Although its competitors have provided AI foundation models for commercial usage, the company has already released additional AI models. Apple introduced MLX, a machine learning framework, in December with the goal of improving the performance of AI models on Apple Silicon. Additionally, it released the MGIE model of image editing, which enables prompt-based photo correction. Smartphone navigation might also be achieved with Ferret-UI, another concept.

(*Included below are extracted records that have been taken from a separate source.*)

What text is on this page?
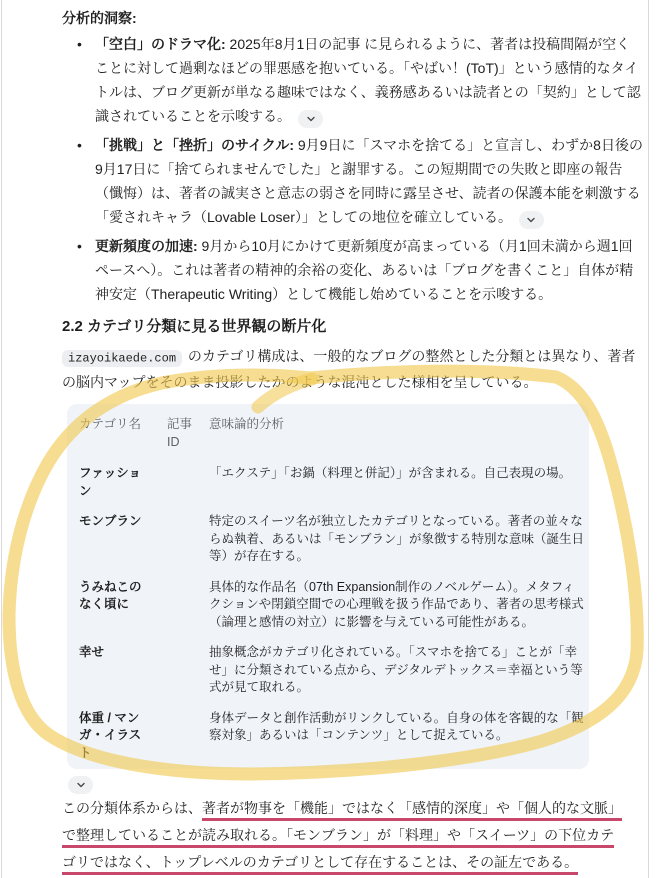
分析的洞察:
• 「空白」のドラマ化: 2025年8月1日の記事 に見られるように、著者は投稿間隔が空くことに対して過剰なほどの罪悪感を抱いている。「やばい！(ToT)」という感情的なタイトルは、ブログ更新が単なる趣味ではなく、義務感あるいは読者との「契約」として認識されていることを示唆する。
• 「挑戦」と「挫折」のサイクル: 9月9日に「スマホを捨てる」と宣言し、わずか8日後の9月17日に「捨てられませんでした」と謝罪する。この短期間での失敗と即座の報告（懺悔）は、著者の誠実さと意志の弱さを同時に露呈させ、読者の保護本能を刺激する「愛されキャラ（Lovable Loser）」としての地位を確立している。
• 更新頻度の加速: 9月から10月にかけて更新頻度が高まっている（月1回未満から週1回ペースへ）。これは著者の精神的余裕の変化、あるいは「ブログを書くこと」自体が精神安定（Therapeutic Writing）として機能し始めていることを示唆する。
2.2 カテゴリ分類に見る世界観の断片化

izayoikaede.com のカテゴリ構成は、一般的なブログの整然とした分類とは異なり、著者の脳内マップをそのまま投影したかのような混沌とした様相を呈している。

カテゴリ名	記事ID	意味論的分析
ファッション		「エクステ」「お鍋（料理と併記）」が含まれる。自己表現の場。
モンブラン		特定のスイーツ名が独立したカテゴリとなっている。著者の並々ならぬ執着、あるいは「モンブラン」が象徴する特別な意味（誕生日等）が存在する。
うみねこのなく頃に		具体的な作品名（07th Expansion制作のノベルゲーム）。メタフィクションや閉鎖空間での心理戦を扱う作品であり、著者の思考様式（論理と感情の対立）に影響を与えている可能性がある。
幸せ		抽象概念がカテゴリ化されている。「スマホを捨てる」ことが「幸せ」に分類されている点から、デジタルデトックス＝幸福という等式が見て取れる。
体重 / マンガ・イラスト		身体データと創作活動がリンクしている。自身の体を客観的な「観察対象」あるいは「コンテンツ」として捉えている。
この分類体系からは、著者が物事を「機能」ではなく「感情的深度」や「個人的な文脈」
で整理していることが読み取れる。「モンブラン」が「料理」や「スイーツ」の下位カテ
ゴリではなく、トップレベルのカテゴリとして存在することは、その証左である。
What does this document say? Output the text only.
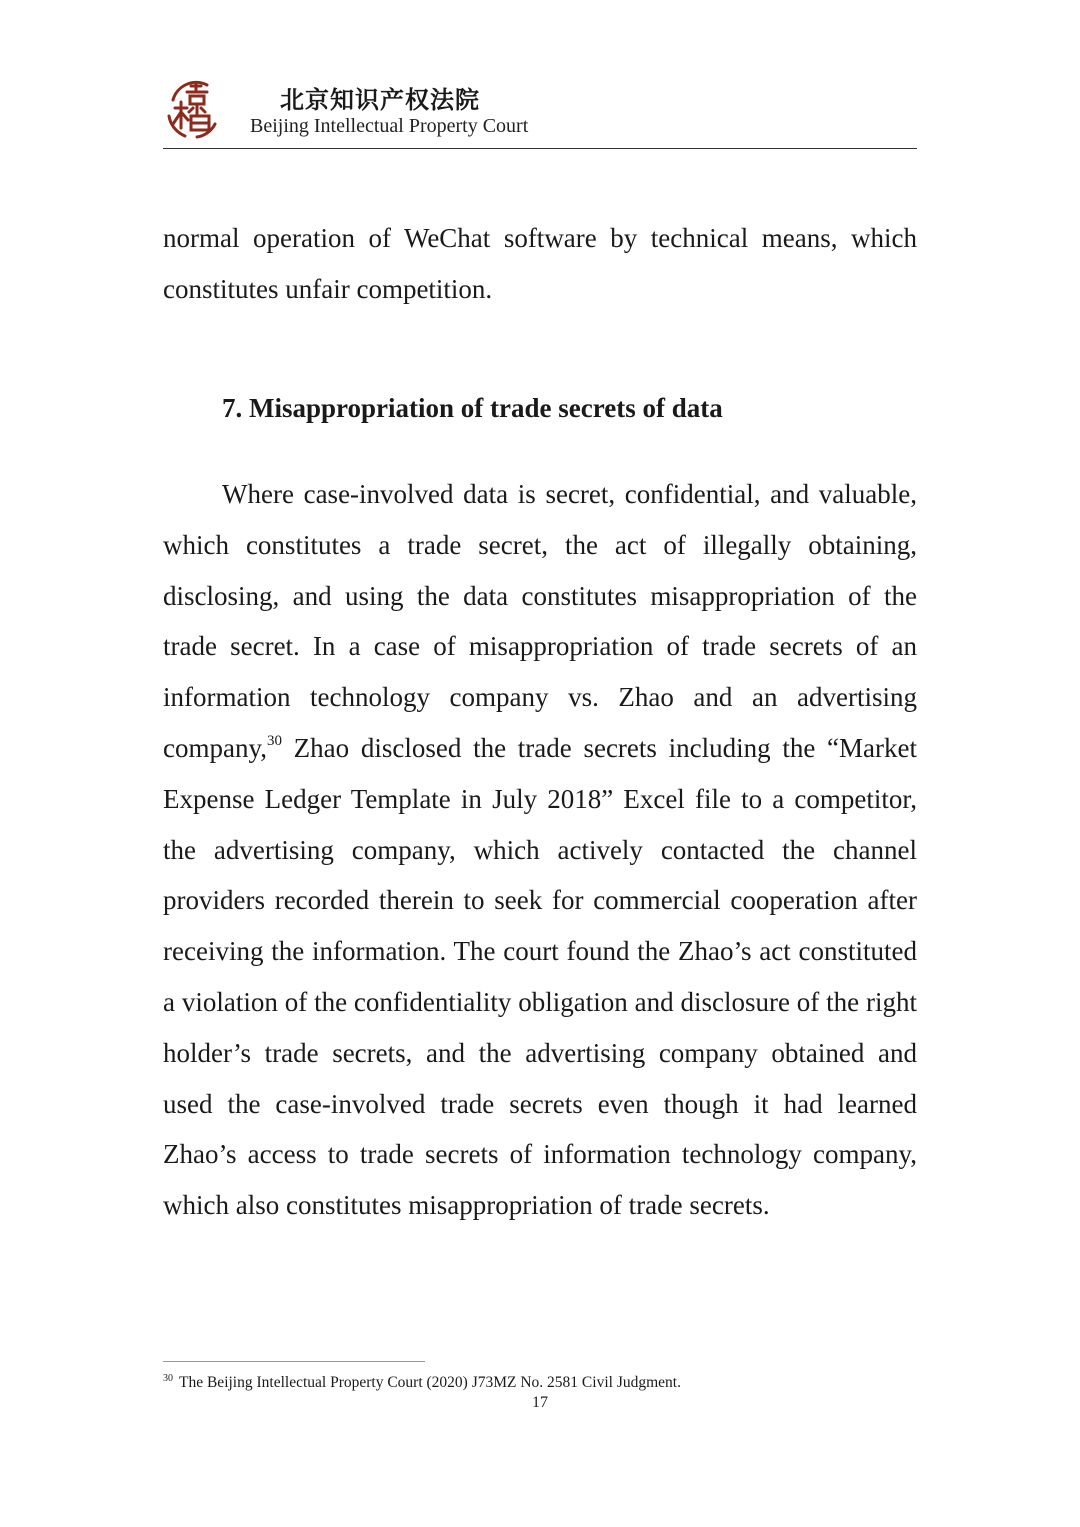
北京知识产权法院
Beijing Intellectual Property Court

normal operation of WeChat software by technical means, which constitutes unfair competition.

7. Misappropriation of trade secrets of data

Where case-involved data is secret, confidential, and valuable, which constitutes a trade secret, the act of illegally obtaining, disclosing, and using the data constitutes misappropriation of the trade secret. In a case of misappropriation of trade secrets of an information technology company vs. Zhao and an advertising company,$^{30}$ Zhao disclosed the trade secrets including the “Market Expense Ledger Template in July 2018” Excel file to a competitor, the advertising company, which actively contacted the channel providers recorded therein to seek for commercial cooperation after receiving the information. The court found the Zhao’s act constituted a violation of the confidentiality obligation and disclosure of the right holder’s trade secrets, and the advertising company obtained and used the case-involved trade secrets even though it had learned Zhao’s access to trade secrets of information technology company, which also constitutes misappropriation of trade secrets.

$^{30}$ The Beijing Intellectual Property Court (2020) J73MZ No. 2581 Civil Judgment.
17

There are also rumors that Apple is developing a code completion tool akin to Copilot from GitHub.





Even with all of the model releases, Apple is said to have contacted Google and OpenAI about integrating their models into Apple devices.

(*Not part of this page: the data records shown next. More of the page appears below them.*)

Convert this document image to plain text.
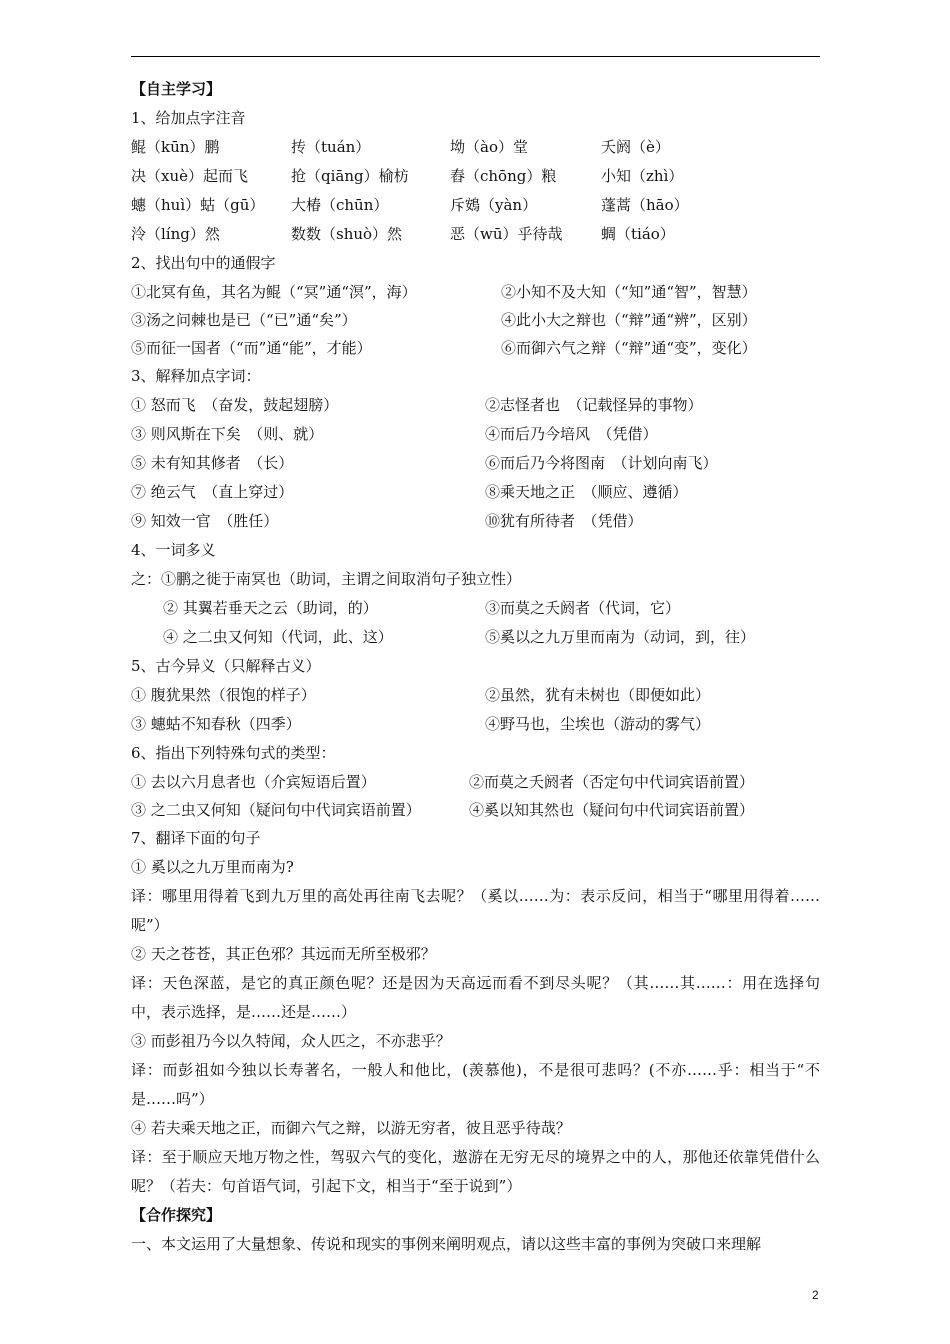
【自主学习】
1、给加点字注音
鲲（kūn）鹏	抟（tuán）	坳（ào）堂	夭阏（è）
决（xuè）起而飞	抢（qiāng）榆枋	舂（chōng）粮	小知（zhì）
蟪（huì）蛄（gū） 大椿（chūn）	斥鴳（yàn）	蓬蒿（hāo）
泠（líng）然	数数（shuò）然	恶（wū）乎待哉	蜩（tiáo）
2、找出句中的通假字
①北冥有鱼，其名为鲲（“冥”通“溟”，海）	②小知不及大知（“知”通“智”，智慧）
③汤之问棘也是已（“已”通“矣”）	④此小大之辩也（“辩”通“辨”，区别）
⑤而征一国者（“而”通“能”，才能）	⑥而御六气之辩（“辩”通“变”，变化）
3、解释加点字词：
① 怒而飞　（奋发，鼓起翅膀）	②志怪者也　（记载怪异的事物）
③ 则风斯在下矣　（则、就）	④而后乃今培风　（凭借）
⑤ 未有知其修者　（长）	⑥而后乃今将图南　（计划向南飞）
⑦ 绝云气　（直上穿过）	⑧乘天地之正　（顺应、遵循）
⑨ 知效一官　（胜任）	⑩犹有所待者　（凭借）
4、一词多义
之：①鹏之徙于南冥也（助词，主谓之间取消句子独立性）
② 其翼若垂天之云（助词，的）	③而莫之夭阏者（代词，它）
④ 之二虫又何知（代词，此、这）	⑤奚以之九万里而南为（动词，到，往）
5、古今异义（只解释古义）
① 腹犹果然（很饱的样子）	②虽然，犹有未树也（即便如此）
③ 蟪蛄不知春秋（四季）	④野马也，尘埃也（游动的雾气）
6、指出下列特殊句式的类型：
① 去以六月息者也（介宾短语后置）	②而莫之夭阏者（否定句中代词宾语前置）
③ 之二虫又何知（疑问句中代词宾语前置）	④奚以知其然也（疑问句中代词宾语前置）
7、翻译下面的句子
① 奚以之九万里而南为?
译：哪里用得着飞到九万里的高处再往南飞去呢？（奚以……为：表示反问，相当于“哪里用得着……呢”）
② 天之苍苍，其正色邪？其远而无所至极邪？
译：天色深蓝，是它的真正颜色呢？还是因为天高远而看不到尽头呢？（其……其……：用在选择句中，表示选择，是……还是……）
③ 而彭祖乃今以久特闻，众人匹之，不亦悲乎？
译：而彭祖如今独以长寿著名，一般人和他比，(羡慕他)，不是很可悲吗？(不亦……乎：相当于“不是……吗”）
④ 若夫乘天地之正，而御六气之辩，以游无穷者，彼且恶乎待哉？
译：至于顺应天地万物之性，驾驭六气的变化，遨游在无穷无尽的境界之中的人，那他还依靠凭借什么呢？（若夫：句首语气词，引起下文，相当于“至于说到”）
【合作探究】
一、本文运用了大量想象、传说和现实的事例来阐明观点，请以这些丰富的事例为突破口来理解
2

The iPhone may use AI, according to Apple's latest AI model




Although Apple has been silent about its generative AI plans, the company's immediate goals seem to be to "make AI run locally on Apple devices," as evidenced by the release of new AI models today. On Wednesday, Apple researchers released OpenELM, a set of four incredibly tiny language models based on the Hugging Face model library. OpenELM, or "Open-source Efficient Language Models," is touted by Apple to perform exceptionally well on text-related tasks like email composing on its Hugging Face model website. The models are available for usage by developers and are free source.






There are four different sizes available: 270 million, 450 million, 1.1 billion, and 3 billion characteristics. The number of variables a model can comprehend when making decisions from its training datasets is referred to as its parameters. For instance, Google's Gemma model has 2 billion parameters, whereas Microsoft's recently launched Phi-3 model has a bottom out of 3.8 billion. Smaller variants are optimized to run on devices such as laptops and phones and are less expensive to operate. When Tim Cook, the CEO of Apple, stated in February that the business is investing "a tremendous amount of time and effort" in the field, he hinted that generative AI features might be added to Apple products. Apple hasn't disclosed any details about how it plans to use AI, though.






Although its competitors have provided AI foundation models for commercial usage, the company has already released additional AI models. Apple introduced MLX, a machine learning framework, in December with the goal of improving the performance of AI models on Apple Silicon. Additionally, it released the MGIE model of image editing, which enables prompt-based photo correction. Smartphone navigation might also be achieved with Ferret-UI, another concept. There are also rumors that Apple is developing a code completion tool akin to Copilot from GitHub.





Even with all of the model releases, Apple is said to have contacted Google and OpenAI about integrating their models into Apple devices.